Because pufferfish have very little junk DNA but are functional and successful organisms, it was suggested that the non-coding regions of the human genome might be ‘simply parasitic, selfish DNA elements that use the genome as a convenient host’.
13
But this isn’t necessarily a logical projection. Just because something has no apparent function in a specific organism, it doesn’t mean it is irrelevant in all species. Because evolution is usually building from a relatively limited repertoire of components (remember the LEGO set), there is a tendency for features to be co-opted for new functions. So, junk DNA could easily have roles in other organisms, especially ones that are more complex.
It is also worth bearing in mind that there is a functional cost for a cell in containing so much junk DNA. Humans all start life as one cell, formed when an egg fuses with a sperm. That single starting cell divides to form two cells. The two cells divide to form four, and the process continues. An adult human is composed of about 50–70 trillion cells. That’s a lot of cells to visualise, so try it this way. If each cell was a dollar bill, and we stacked 50 trillion dollar bills on top of each other, they would stretch from the Earth to the moon and halfway home again.
It takes about 46 cycles of cell division, at a minimum, to create that many cells. And every time a cell divides, it first has to
copy all its DNA. If less than 2 per cent of the DNA is important, why would evolution maintain the other 98 per cent if it is simply functionless junk? As we have already acknowledged, the greatest evidence in favour of evolution of species lies in all those things we are stuck with because of our forebears (such as the appendix). But using huge amounts of resources to reproduce 49 ‘useless’ base pairs for every one that performs a function seems like taking redundancy a bit far.
One of the first theories for why the human genome contains so much DNA arose even before the draft human genome sequence had been completed, when researchers already recognised that there was a significant part of our genome that didn’t code for protein.

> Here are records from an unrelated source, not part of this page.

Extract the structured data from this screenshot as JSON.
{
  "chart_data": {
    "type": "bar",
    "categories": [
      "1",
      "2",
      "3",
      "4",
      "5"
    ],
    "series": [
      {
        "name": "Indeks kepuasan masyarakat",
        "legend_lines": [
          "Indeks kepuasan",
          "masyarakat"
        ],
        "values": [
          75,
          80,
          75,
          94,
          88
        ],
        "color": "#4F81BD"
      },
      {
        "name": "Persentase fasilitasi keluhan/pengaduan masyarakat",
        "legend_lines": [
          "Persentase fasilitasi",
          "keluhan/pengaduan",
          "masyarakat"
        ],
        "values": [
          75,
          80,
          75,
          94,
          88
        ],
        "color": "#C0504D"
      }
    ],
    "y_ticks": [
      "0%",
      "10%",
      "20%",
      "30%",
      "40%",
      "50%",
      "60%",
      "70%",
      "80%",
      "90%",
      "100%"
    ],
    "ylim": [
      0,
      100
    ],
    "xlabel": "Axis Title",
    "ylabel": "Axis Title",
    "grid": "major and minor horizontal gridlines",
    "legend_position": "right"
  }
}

It’s the insulation theory.
Imagine you own a watch. Not just any old watch, but a phenomenally expensive watch such as a vintage Patek Philippe of the type that sells for a couple of million dollars. Now imagine there is a large and very angry baboon in the vicinity, carrying a really heavy stick. You have to put your watch in a room and you are given a choice. You can’t stop the baboon going into any of the rooms, but you can decide on the room where you want to leave the watch. The choices are:
A. A small room with nothing else in it but a table, on which you have to leave the watch.
B. A large room containing 50 rolls of loft insulation, each roll being 5m in length and 20cm deep, and you can hide the watch deep in any one of the 50 rolls.
It’s not that difficult to work out which to choose to maximise the chances of the watch escaping damage, is it? And the insulation theory of junk DNA was built on the same premise. The genes that code for proteins are incredibly important. They have been subjected to high levels of evolutionary pressure, so that in any given
organism, the individual protein sequence is usually as good as it’s likely to get. A mutation in DNA – a change in a base pair – that changes the protein sequence is unlikely to make a protein more effective. It’s more likely that a mutation will interfere with a protein’s function or activity in a way that has negative consequences.